I’ll take my hypercorrection where I like, thank you very much. It is not particularly the accusative form of where. I see that KJV cite trotted out al the time, but that appears to be an exception: the vast majority of examples use it exactly as I have described. Merriam Webster, Oxford English Dictionary, etc.
Regardless of the above tiff, the “and where” in the title is even more redundant.
Spending way too much time on this than I ought, I did (1) a Google ngram chart that showed a very distinct rise in usage around 2004. A very lazy google search on ‘woo-woo crackpot’ shows most of the results in 2010, with a cluster of hits in 2004, 2005, 2006.
I’m guessing it’s been out there for a while in fairly obscure circles, then the skeptic boards started running with it around 2004, increasing steadily until it hit some larger tipping point this year.
Or it may be that you’re experiencing an instance of the Recency Illusion, and you just started noticing something that’s been around for some time now.
I must say, I haven’t noticed any great recent increase in “woo” on these boards, and I know for sure it’s been used in that sense here for several years, but there are a lot of threads at any one time, and I can’t claim to have read them all, let alone done any sort of statistical analysis, so who knows?
ETA: I see Cosmic Relief has, though, so that gives us something to go on.
No idea when it first made it’s appearance on this board, but the term has been around for a while now. I remember a physics prof who used to use it pretty regularly and that was over 20 years ago. My guess is it goes back much further than that. He used to call it The Woo, but it’s the same thing…it meant any psudo-science.
I always thought it derived from the noises of pleasure that the credulous would make when confronted with the latest example of psudo-science that captivates their imagination. As in ‘Woo! Those crystals can cure my erectile dysfunction AND make my teeth brighter! WOO! WOOWOOOWOOO!’

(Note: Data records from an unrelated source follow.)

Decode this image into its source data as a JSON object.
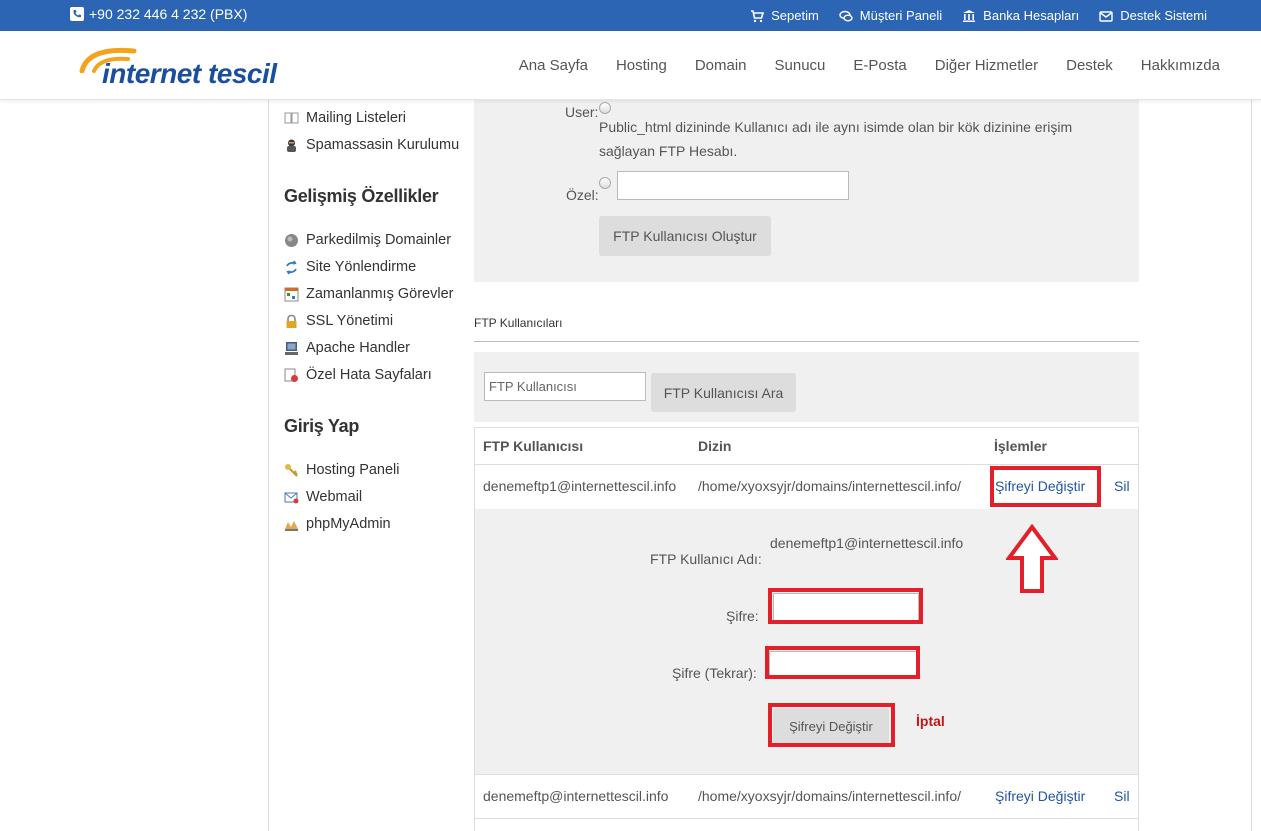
{
  "topbar": {
    "phone": "+90 232 446 4 232 (PBX)",
    "links": [
      "Sepetim",
      "Müşteri Paneli",
      "Banka Hesapları",
      "Destek Sistemi"
    ]
  },
  "header": {
    "logo_text": "internet tescil",
    "nav": [
      "Ana Sayfa",
      "Hosting",
      "Domain",
      "Sunucu",
      "E-Posta",
      "Diğer Hizmetler",
      "Destek",
      "Hakkımızda"
    ]
  },
  "sidebar": {
    "items_top": [
      "Mailing Listeleri",
      "Spamassasin Kurulumu"
    ],
    "advanced_heading": "Gelişmiş Özellikler",
    "advanced_items": [
      "Parkedilmiş Domainler",
      "Site Yönlendirme",
      "Zamanlanmış Görevler",
      "SSL Yönetimi",
      "Apache Handler",
      "Özel Hata Sayfaları"
    ],
    "login_heading": "Giriş Yap",
    "login_items": [
      "Hosting Paneli",
      "Webmail",
      "phpMyAdmin"
    ]
  },
  "create_form": {
    "user_label": "User:",
    "user_desc_line1": "Public_html dizininde Kullanıcı adı ile aynı isimde olan bir kök dizinine erişim",
    "user_desc_line2": "sağlayan FTP Hesabı.",
    "custom_label": "Özel:",
    "custom_value": "",
    "create_button": "FTP Kullanıcısı Oluştur"
  },
  "ftp_users": {
    "section_title": "FTP Kullanıcıları",
    "search_placeholder": "FTP Kullanıcısı",
    "search_button": "FTP Kullanıcısı Ara",
    "columns": [
      "FTP Kullanıcısı",
      "Dizin",
      "İşlemler"
    ],
    "rows": [
      {
        "user": "denemeftp1@internettescil.info",
        "dir": "/home/xyoxsyjr/domains/internettescil.info/",
        "change": "Şifreyi Değiştir",
        "delete": "Sil"
      },
      {
        "user": "denemeftp@internettescil.info",
        "dir": "/home/xyoxsyjr/domains/internettescil.info/",
        "change": "Şifreyi Değiştir",
        "delete": "Sil"
      }
    ],
    "edit": {
      "username_label": "FTP Kullanıcı Adı:",
      "username_value": "denemeftp1@internettescil.info",
      "password_label": "Şifre:",
      "password_repeat_label": "Şifre (Tekrar):",
      "submit_button": "Şifreyi Değiştir",
      "cancel_link": "İptal"
    }
  },
  "colors": {
    "topbar": "#2b65b3",
    "highlight": "#e3202a",
    "link": "#2255a4",
    "panel": "#f0f0f0"
  }
}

I suppose it might be the noise a supposed ghost makes…that never occurred to me before.
ETA: Sadly you can’t do a search on ‘woo’ as the word is ‘too short or too common’.
I don’t think it is just the recency illusion. I do not recall ever seeing the word before a month or so ago when I encountered it on one of the other SDMB. I had no idea what it meant. It wasn’t until I saw it used several times over the next few weeks that I could garner its meaning from the contexts. I have not yet seen it in a newspaper; when I do, the word officially joins oxymoron.

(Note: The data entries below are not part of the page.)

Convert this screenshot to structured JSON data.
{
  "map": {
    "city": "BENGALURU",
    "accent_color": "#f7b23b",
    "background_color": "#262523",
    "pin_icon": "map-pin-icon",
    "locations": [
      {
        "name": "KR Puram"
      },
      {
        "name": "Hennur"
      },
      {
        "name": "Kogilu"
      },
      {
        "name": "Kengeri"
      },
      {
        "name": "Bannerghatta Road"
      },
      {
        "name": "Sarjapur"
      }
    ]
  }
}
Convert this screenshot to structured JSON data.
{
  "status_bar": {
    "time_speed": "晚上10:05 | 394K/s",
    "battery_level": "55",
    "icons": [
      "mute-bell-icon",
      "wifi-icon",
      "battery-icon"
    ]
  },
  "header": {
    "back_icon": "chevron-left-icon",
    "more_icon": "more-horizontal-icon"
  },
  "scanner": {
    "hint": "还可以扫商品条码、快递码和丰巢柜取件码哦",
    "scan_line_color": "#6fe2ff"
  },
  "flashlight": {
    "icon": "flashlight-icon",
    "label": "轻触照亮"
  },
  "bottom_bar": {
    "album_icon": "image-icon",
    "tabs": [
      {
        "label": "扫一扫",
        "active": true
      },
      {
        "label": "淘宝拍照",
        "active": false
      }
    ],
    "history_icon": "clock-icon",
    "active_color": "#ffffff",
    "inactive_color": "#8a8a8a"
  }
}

Here is a pretty early cite from The Washington Post, Jan. 1997:
“When she was growing up in new age California, everybody was into “woo-woo,” Dern’s term for any and all spiritual alternatives to conventional religion.”

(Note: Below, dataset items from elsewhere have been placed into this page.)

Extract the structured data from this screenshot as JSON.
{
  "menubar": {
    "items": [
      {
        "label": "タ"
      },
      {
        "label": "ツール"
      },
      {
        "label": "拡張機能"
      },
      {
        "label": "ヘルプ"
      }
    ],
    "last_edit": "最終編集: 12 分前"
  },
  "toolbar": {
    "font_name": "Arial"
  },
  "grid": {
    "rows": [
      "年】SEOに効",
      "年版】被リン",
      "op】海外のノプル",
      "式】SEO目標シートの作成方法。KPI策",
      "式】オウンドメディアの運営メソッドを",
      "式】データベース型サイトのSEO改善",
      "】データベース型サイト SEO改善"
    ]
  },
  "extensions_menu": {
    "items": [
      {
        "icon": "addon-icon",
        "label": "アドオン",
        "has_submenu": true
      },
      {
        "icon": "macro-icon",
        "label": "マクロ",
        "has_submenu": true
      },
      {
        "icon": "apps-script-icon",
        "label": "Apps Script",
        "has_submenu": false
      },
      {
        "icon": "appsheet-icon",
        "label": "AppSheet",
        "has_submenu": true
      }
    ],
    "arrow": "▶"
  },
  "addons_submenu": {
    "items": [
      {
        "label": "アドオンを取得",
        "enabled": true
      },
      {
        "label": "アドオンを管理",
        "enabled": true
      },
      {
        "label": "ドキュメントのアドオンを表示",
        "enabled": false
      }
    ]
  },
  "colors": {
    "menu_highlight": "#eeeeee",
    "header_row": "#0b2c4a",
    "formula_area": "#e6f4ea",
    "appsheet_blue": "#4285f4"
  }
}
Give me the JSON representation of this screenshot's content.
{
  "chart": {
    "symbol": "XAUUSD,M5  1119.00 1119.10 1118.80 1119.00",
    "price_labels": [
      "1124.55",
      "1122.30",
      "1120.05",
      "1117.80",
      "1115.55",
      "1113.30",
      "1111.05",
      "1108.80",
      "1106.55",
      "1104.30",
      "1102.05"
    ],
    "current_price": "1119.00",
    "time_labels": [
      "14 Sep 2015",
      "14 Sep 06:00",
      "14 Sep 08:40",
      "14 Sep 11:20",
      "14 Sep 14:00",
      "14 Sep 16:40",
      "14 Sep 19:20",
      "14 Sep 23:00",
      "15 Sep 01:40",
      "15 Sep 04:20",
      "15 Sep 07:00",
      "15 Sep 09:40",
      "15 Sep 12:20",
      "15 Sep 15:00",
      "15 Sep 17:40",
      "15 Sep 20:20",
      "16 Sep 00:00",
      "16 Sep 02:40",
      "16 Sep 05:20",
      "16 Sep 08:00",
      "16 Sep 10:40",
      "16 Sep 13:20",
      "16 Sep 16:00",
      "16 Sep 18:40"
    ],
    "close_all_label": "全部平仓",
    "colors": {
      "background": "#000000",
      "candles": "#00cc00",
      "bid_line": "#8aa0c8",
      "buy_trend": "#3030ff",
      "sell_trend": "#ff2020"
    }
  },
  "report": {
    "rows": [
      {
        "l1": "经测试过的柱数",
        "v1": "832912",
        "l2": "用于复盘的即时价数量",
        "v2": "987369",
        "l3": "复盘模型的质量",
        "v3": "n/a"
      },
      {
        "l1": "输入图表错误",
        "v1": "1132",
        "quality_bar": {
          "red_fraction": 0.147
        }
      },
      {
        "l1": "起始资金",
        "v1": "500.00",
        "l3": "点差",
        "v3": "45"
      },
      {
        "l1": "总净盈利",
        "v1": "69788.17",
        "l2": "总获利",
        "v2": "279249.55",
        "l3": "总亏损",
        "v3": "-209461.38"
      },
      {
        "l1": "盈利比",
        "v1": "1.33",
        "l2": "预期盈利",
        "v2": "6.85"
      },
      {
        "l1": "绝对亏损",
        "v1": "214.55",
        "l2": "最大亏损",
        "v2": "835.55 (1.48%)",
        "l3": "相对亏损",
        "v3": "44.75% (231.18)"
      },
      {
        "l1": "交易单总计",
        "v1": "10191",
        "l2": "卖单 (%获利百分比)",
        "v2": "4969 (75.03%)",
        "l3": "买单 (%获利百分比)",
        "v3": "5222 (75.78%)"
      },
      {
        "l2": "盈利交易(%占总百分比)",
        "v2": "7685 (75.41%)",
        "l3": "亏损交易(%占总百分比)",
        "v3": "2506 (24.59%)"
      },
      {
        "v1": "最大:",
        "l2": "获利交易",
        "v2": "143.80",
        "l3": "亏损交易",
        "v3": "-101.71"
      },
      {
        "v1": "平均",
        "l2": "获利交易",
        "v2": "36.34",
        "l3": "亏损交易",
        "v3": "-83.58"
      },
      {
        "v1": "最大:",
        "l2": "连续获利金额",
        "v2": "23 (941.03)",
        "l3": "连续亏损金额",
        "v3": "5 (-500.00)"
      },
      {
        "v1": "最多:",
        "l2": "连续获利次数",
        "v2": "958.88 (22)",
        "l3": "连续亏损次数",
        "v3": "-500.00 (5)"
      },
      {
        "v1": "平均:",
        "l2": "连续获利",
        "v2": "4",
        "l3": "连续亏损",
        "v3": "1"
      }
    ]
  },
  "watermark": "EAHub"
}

Well, that’s the whole point of the recency illusion, though – that you can’t really make an accurate assessment based on your own impressions. “Woo” might well have been used around here recently a lot more than formerly, but it doesn’t seem that way to me because I’ve known the word for several years now, and I see it all over – but then that’s the sort of thing I read about, so I would.
I know that my first thought on reading the OP was of this thread from 2007, and I remember that the word wasn’t new to me then – though it clearly was to several others, and there was a discussion about it’s meaning and origin similar to the one we’ve had here.
1986 Carol M. Ostrom Seattle Times (Wash.) (June 20) “In The Spirit—New Age Adherents Follow A Personal Path” p. E1: Of course, not everyone who thinks that science doesn’t tell all would think it’s reasonable to believe, as Gibson does, that one can program crystals with thought energy. But Gibson says there is ample evidence—both scientific and subjective—that crystals can help in healing and transformation. “You can say it’s woo-woo,” she says with a laugh. “But it works. I go with what works.”